7. Learning Embeddings on Binned Numerical Features
It is common to convert fine-grained numerical features like age into bins (e.g., age groups) as part of data preprocessing. This strategy produces embeddings of binned features, which can capture outliers or nonlinear structure underlying the original numeric feature.
In this example, the numerical rating feature is turned into a binned counterpart, then a neural embedding layer learns a unique 3D vector representation for diverse rating ranges.
|
bins = pd.cut(df[“rating”], bins=4, labels=False) emb_numeric = Embedding(input_dim=4, output_dim=3)(Input(shape=(1,))) |
8. Fusing Embeddings and Raw Features (Interaction Features)
Suppose you encounter a label not found in Word2Vec (e.g., a product name like “Phone”). This approach combines pre-trained semantic embeddings with raw numerical features in a single input vector.
This example first obtains a 16-dimensional embedding representation for categorical product names, then appends raw ratings. For downstream modeling, this helps the model understand both products and how they are perceived (e.g., sentiment).
|
df[“product_emb”] = df[“product”].str.lower().apply( lambda p: w2v.wv[p] if p in w2v.wv else np.zeros(16) )
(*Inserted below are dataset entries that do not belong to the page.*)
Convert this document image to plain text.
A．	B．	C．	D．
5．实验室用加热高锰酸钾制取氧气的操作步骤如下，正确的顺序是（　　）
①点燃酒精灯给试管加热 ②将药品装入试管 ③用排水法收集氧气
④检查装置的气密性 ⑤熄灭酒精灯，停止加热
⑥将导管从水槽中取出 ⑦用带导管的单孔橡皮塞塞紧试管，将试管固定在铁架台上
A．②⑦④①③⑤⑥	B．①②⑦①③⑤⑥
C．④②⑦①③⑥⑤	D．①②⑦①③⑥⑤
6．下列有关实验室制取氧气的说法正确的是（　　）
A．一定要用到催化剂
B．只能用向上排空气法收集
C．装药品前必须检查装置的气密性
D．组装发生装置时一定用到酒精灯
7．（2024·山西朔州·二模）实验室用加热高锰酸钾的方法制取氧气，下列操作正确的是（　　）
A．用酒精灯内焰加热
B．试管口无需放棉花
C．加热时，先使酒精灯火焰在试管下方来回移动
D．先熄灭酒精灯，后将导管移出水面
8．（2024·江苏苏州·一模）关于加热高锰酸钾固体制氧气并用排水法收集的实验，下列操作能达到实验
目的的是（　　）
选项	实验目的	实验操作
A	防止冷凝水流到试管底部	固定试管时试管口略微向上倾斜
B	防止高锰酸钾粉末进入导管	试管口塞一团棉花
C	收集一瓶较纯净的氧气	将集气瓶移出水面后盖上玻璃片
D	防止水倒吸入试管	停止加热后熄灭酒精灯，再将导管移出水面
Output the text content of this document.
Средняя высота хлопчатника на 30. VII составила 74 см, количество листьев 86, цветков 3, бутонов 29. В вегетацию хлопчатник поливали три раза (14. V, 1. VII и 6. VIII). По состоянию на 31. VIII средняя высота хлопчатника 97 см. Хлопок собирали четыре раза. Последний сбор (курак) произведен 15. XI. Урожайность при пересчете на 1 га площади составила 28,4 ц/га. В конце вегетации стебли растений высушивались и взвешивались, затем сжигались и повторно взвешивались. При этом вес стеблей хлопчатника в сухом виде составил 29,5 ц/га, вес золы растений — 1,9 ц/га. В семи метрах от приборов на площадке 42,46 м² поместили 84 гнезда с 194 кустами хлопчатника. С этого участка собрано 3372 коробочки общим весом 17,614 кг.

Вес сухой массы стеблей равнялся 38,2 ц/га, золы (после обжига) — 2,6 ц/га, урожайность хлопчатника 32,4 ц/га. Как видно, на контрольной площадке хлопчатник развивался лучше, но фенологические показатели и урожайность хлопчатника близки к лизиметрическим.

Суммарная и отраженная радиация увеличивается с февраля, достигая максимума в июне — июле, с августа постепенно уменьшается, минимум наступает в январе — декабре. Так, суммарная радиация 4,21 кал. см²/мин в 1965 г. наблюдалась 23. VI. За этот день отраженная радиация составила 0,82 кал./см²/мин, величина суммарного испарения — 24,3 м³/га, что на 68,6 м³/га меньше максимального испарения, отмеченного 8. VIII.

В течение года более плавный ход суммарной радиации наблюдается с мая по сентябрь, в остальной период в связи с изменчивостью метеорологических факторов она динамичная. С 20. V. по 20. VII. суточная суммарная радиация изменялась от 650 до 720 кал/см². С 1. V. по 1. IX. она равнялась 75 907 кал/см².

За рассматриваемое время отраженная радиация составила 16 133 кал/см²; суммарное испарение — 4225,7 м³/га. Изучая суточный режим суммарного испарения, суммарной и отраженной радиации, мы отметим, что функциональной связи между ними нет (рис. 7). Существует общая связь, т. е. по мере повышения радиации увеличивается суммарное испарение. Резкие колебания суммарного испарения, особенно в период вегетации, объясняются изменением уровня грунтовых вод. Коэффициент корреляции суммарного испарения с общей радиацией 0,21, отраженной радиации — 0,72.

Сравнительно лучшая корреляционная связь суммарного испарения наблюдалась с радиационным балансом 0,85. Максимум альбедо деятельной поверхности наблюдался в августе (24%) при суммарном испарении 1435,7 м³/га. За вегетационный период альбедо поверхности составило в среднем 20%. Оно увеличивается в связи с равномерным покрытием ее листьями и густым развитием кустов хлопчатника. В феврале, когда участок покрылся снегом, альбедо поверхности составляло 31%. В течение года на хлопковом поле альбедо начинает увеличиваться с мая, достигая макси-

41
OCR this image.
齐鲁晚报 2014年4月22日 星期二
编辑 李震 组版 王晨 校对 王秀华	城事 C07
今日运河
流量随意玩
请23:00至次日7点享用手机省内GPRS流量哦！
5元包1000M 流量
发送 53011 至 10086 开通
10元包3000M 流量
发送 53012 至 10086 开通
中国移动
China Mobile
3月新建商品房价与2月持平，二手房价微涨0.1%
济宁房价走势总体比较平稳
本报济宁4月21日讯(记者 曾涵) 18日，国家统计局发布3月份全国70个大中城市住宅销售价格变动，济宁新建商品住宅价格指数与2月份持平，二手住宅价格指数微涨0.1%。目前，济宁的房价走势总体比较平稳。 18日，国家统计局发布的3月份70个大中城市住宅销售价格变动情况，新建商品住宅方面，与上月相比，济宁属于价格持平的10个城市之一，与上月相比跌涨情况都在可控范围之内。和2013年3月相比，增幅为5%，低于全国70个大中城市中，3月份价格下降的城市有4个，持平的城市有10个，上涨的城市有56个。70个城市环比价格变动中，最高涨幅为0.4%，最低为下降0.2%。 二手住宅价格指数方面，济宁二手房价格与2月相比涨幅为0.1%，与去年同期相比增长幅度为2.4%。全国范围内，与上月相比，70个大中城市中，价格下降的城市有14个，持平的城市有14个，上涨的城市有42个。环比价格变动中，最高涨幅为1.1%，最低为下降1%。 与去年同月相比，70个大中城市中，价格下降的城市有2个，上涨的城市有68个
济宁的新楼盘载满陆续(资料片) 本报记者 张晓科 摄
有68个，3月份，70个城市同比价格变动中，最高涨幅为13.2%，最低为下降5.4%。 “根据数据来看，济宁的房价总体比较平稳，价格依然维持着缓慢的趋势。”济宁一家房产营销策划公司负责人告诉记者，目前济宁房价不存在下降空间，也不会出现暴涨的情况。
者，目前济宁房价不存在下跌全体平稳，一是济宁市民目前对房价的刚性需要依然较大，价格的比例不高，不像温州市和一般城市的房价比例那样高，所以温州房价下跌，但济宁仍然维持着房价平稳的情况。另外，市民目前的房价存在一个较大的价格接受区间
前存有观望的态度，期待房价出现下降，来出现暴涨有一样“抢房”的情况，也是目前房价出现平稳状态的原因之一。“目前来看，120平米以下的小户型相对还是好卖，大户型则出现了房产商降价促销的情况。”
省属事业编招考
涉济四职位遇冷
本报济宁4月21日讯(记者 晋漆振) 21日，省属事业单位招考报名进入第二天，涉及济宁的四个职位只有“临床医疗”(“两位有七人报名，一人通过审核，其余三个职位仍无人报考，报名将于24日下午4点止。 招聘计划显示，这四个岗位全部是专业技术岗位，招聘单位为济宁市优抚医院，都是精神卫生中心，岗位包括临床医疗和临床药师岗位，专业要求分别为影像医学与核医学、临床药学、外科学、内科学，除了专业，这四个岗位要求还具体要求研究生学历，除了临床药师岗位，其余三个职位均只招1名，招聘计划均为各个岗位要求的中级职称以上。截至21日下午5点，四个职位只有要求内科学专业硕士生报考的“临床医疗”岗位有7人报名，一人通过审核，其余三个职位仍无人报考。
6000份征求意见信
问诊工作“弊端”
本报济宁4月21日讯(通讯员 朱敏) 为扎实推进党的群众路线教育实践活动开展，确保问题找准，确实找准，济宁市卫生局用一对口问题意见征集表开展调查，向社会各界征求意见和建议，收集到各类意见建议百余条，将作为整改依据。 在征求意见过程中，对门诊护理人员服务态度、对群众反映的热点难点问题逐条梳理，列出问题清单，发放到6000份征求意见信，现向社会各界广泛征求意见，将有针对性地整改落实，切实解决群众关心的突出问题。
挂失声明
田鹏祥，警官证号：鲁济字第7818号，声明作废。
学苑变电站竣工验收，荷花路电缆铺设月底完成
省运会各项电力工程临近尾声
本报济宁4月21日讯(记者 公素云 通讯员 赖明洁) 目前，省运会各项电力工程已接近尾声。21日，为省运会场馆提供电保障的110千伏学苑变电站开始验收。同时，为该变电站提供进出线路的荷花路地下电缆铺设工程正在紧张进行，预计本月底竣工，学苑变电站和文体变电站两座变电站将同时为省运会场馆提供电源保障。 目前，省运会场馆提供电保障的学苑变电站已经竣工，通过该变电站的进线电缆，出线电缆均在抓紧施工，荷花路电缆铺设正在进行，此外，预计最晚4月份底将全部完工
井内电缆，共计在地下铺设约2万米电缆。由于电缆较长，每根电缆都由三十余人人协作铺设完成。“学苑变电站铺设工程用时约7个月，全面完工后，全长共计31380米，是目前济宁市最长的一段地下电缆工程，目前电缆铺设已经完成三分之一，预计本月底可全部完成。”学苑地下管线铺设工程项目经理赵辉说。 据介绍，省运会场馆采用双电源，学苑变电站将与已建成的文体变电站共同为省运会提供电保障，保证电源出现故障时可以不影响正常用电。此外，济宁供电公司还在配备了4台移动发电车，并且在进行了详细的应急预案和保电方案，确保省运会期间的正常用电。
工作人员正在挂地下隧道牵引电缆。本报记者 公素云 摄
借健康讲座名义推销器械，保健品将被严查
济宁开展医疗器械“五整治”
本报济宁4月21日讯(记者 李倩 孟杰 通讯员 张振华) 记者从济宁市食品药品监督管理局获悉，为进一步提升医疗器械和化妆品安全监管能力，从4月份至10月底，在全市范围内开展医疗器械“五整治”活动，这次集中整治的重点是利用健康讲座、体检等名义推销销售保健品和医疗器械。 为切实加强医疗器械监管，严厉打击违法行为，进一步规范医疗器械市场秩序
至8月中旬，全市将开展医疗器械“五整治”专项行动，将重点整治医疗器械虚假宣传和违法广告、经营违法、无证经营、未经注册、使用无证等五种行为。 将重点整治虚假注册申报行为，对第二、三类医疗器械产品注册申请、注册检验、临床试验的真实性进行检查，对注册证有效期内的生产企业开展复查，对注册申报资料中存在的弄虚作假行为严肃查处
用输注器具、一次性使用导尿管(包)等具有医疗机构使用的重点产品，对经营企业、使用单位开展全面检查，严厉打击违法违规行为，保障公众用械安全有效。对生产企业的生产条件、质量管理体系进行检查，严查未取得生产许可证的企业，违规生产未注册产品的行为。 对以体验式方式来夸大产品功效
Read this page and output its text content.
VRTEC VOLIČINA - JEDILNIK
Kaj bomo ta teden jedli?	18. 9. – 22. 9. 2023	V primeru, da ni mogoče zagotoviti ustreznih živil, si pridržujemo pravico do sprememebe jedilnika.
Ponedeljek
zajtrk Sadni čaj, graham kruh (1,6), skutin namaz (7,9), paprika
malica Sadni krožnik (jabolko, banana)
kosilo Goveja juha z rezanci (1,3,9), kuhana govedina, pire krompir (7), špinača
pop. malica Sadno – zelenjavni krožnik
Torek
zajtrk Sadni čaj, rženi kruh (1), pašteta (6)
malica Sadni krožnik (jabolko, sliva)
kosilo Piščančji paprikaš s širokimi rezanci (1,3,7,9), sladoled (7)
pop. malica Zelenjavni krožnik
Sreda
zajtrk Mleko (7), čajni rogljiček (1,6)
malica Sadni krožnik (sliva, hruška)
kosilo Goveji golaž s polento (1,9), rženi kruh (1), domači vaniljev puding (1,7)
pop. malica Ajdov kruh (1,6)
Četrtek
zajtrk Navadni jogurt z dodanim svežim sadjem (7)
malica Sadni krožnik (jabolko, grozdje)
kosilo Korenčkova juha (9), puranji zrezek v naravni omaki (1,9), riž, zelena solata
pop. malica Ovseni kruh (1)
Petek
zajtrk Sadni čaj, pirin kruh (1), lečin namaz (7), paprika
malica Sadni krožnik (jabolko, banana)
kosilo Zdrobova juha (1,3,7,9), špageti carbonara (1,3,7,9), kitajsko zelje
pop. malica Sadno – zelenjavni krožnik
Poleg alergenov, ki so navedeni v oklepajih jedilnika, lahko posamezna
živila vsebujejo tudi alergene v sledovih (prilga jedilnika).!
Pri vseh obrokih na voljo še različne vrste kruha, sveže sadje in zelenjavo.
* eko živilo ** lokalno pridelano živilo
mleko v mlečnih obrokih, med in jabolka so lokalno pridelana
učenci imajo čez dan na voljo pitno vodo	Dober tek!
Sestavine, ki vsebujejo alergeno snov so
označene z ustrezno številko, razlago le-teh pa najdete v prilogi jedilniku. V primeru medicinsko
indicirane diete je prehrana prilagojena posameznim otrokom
df[“user_product_emb”] = df.apply( lambda r: np.concatenate([r[“product_emb”], [r[“rating”]]]), axis=1 ) |
9. Using Sentence Embeddings for Long Text
Sentence transformers convert full sequences like text reviews into embedding vectors that capture sequence-level semantics. With a small twist — converting a review into a list of vectors — we transform unstructured text into fixed-width attributes that can be used by models alongside classical tabular columns.
|
from sentence_transformers import SentenceTransformer
model = SentenceTransformer(“sentence-transformers/all-MiniLM-L6-v2”) df[“sent_emb”] = list(model.encode(df[“review”].tolist())) |
10. Feeding Embeddings Into Tree Models
The final strategy combines representation learning with tabular data learning in a hybrid fusion approach. Similar to the previous item, embeddings found in a single column are expanded into several feature columns. The focus here is not on how embeddings are created, but on how they are used and fed to a downstream model alongside other data.
|
import xgboost as xgb
X = pd.concat( [pd.DataFrame(df[“review_emb”].tolist()), df[[“rating”]]], axis=1 ) y = df[“rating”]
model = xgb.XGBRegressor() model.fit(X, y) |
Closing Remarks
Embeddings are not merely an NLP thing. This article showed a variety of possible uses of embeddings — with little to no extra effort — that can strengthen machine learning workflows by unlocking semantic similarity among examples, providing richer interaction modeling, and producing compact, informative feature representations.